Stocks Fluctuate, Dollar Stays Steady in 2025 Start

Image Credit: Reuters
European and Global Markets Outlook by Ankur Banerjee
Stock markets have brushed off a lackluster start to 2025, but the persistent "higher-for-longer" U.S. interest rate outlook continues to bolster the dollar's strength, keeping the euro and sterling near multi-month lows.
Investors remain cautious about the U.S. Federal Reserve’s gradual rate-cut trajectory for 2025 while weighing the potential impact of President-elect Donald Trump's policies on inflation, economic growth, and tariffs.
European equities are expected to open on a subdued note, following a strong end to the week in Asia, led by gains in South Korean stocks. Japanese markets remain closed for a holiday. The focus will be on whether the pan-European STOXX 600 index can sustain its steady momentum after rising 6% in 2024.
European markets and the euro have faced pressure in recent months due to uncertainty over differing interest rate paths between Europe and the U.S., as well as political challenges in France and Germany. Sentiment has also been dampened by the looming threat of tariffs under the Trump administration.
The euro remains near its lowest level since November 2022 after losing over 6% in value last year.
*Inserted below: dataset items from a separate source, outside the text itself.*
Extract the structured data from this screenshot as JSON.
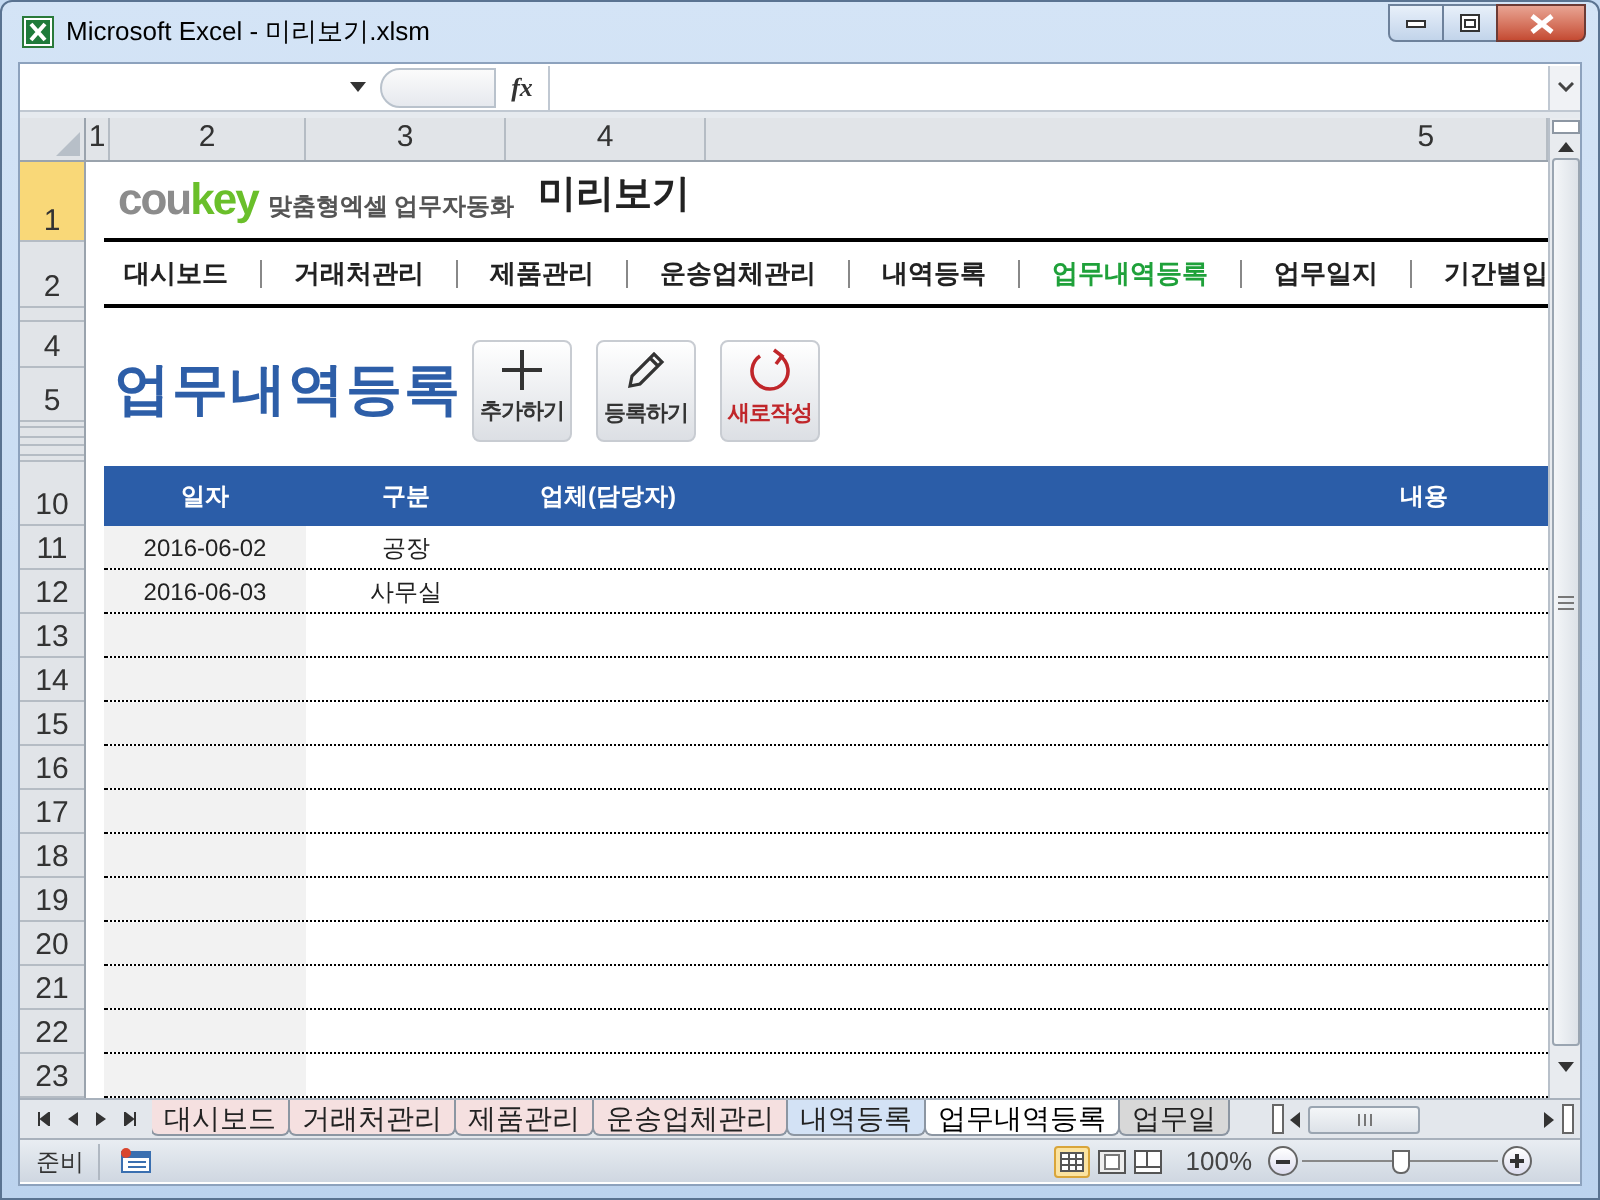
{
  "window": {
    "title": "Microsoft Excel - 미리보기.xlsm"
  },
  "column_headers": [
    "1",
    "2",
    "3",
    "4",
    "5"
  ],
  "formula_bar": {
    "function_label": "fx"
  },
  "row_headers": [
    "1",
    "2",
    "4",
    "5",
    "10",
    "11",
    "12",
    "13",
    "14",
    "15",
    "16",
    "17",
    "18",
    "19",
    "20",
    "21",
    "22",
    "23"
  ],
  "logo": {
    "parts": [
      {
        "text": "cou",
        "color": "#8c8c8c"
      },
      {
        "text": "key",
        "color": "#6abf2a"
      }
    ],
    "tagline": "맞춤형엑셀 업무자동화"
  },
  "page_title": "미리보기",
  "nav": [
    {
      "label": "대시보드",
      "selected": false
    },
    {
      "label": "거래처관리",
      "selected": false
    },
    {
      "label": "제품관리",
      "selected": false
    },
    {
      "label": "운송업체관리",
      "selected": false
    },
    {
      "label": "내역등록",
      "selected": false
    },
    {
      "label": "업무내역등록",
      "selected": true
    },
    {
      "label": "업무일지",
      "selected": false
    },
    {
      "label": "기간별입",
      "selected": false
    }
  ],
  "heading": "업무내역등록",
  "buttons": [
    {
      "kind": "add",
      "label": "추가하기"
    },
    {
      "kind": "edit",
      "label": "등록하기"
    },
    {
      "kind": "refresh",
      "label": "새로작성"
    }
  ],
  "table": {
    "columns": [
      "일자",
      "구분",
      "업체(담당자)",
      "내용"
    ],
    "rows": [
      [
        "2016-06-02",
        "공장"
      ],
      [
        "2016-06-03",
        "사무실"
      ]
    ]
  },
  "sheet_tabs": [
    {
      "label": "대시보드",
      "selected": false,
      "color": "#f5e0e0"
    },
    {
      "label": "거래처관리",
      "selected": false,
      "color": "#f5e0e0"
    },
    {
      "label": "제품관리",
      "selected": false,
      "color": "#f5e0e0"
    },
    {
      "label": "운송업체관리",
      "selected": false,
      "color": "#f5e0e0"
    },
    {
      "label": "내역등록",
      "selected": false,
      "color": "#d3e2f5"
    },
    {
      "label": "업무내역등록",
      "selected": true,
      "color": "#ffffff"
    },
    {
      "label": "업무일",
      "selected": false,
      "color": "#d8d8d8"
    }
  ],
  "status_bar": {
    "status": "준비",
    "zoom": "100%",
    "zoom_level": {
      "level": 0.5
    }
  }
}
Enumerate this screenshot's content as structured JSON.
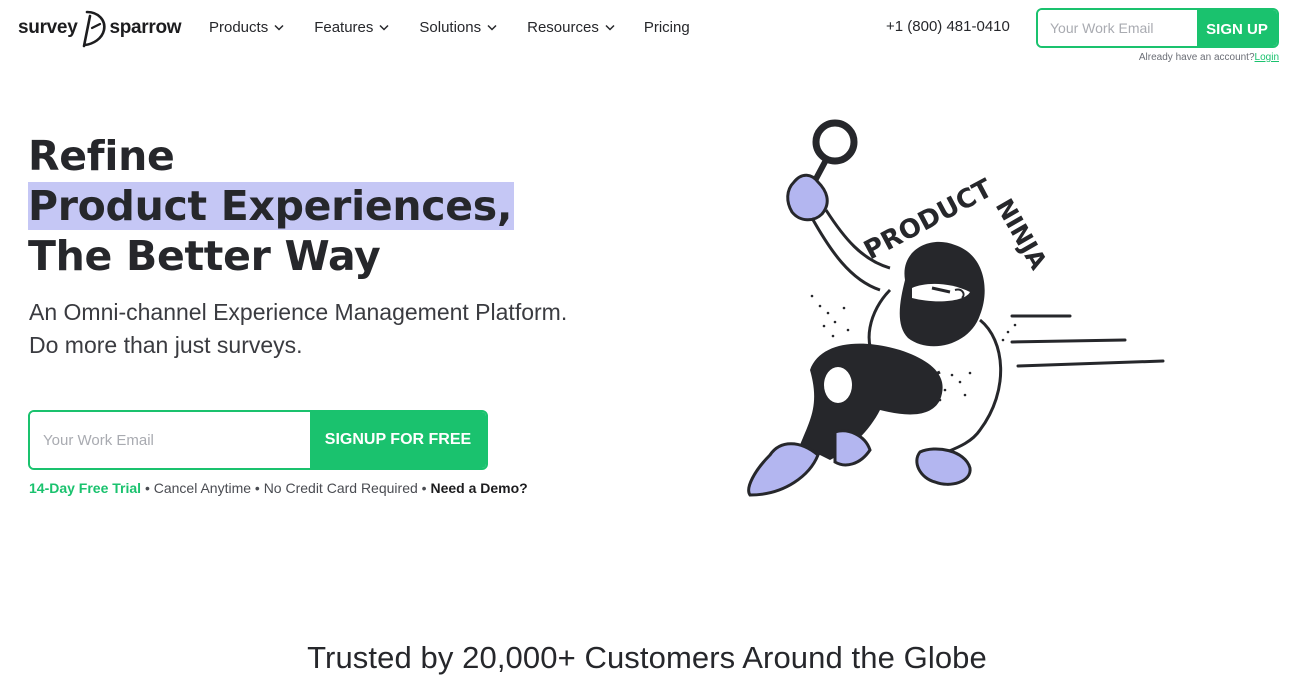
{
  "header": {
    "logo_left": "survey",
    "logo_right": "sparrow",
    "nav": [
      {
        "label": "Products",
        "has_dropdown": true
      },
      {
        "label": "Features",
        "has_dropdown": true
      },
      {
        "label": "Solutions",
        "has_dropdown": true
      },
      {
        "label": "Resources",
        "has_dropdown": true
      },
      {
        "label": "Pricing",
        "has_dropdown": false
      }
    ],
    "phone": "+1 (800) 481-0410",
    "email_placeholder": "Your Work Email",
    "signup_label": "SIGN UP",
    "already_text": "Already have an account?",
    "login_label": "Login"
  },
  "hero": {
    "title_line1": "Refine",
    "title_line2": "Product Experiences,",
    "title_line3": "The Better Way",
    "subtitle_line1": "An Omni-channel Experience Management Platform.",
    "subtitle_line2": "Do more than just surveys.",
    "email_placeholder": "Your Work Email",
    "cta_label": "SIGNUP FOR FREE",
    "meta_trial": "14-Day Free Trial",
    "meta_cancel": " • Cancel Anytime • No Credit Card Required • ",
    "meta_demo": "Need a Demo?",
    "illustration_text": "PRODUCT NINJA"
  },
  "trusted": {
    "text": "Trusted by 20,000+ Customers Around the Globe"
  },
  "colors": {
    "brand_green": "#1ac26e",
    "highlight": "#c5c7f5",
    "ninja_glove": "#b3b6f0",
    "text_dark": "#26272b"
  }
}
Market expectations of significant rate cuts by the European Central Bank (ECB) in 2025—at least four reductions of 25 basis points each—contrast with expectations of only one or two such moves by the U.S. Federal Reserve.
Meanwhile, the British pound has held up better than most G10 currencies against the dollar’s strength, slipping just 1.7% in 2024. Despite this resilience, the pound hit a nine-month low at the start of the New Year and continues to hover near those levels.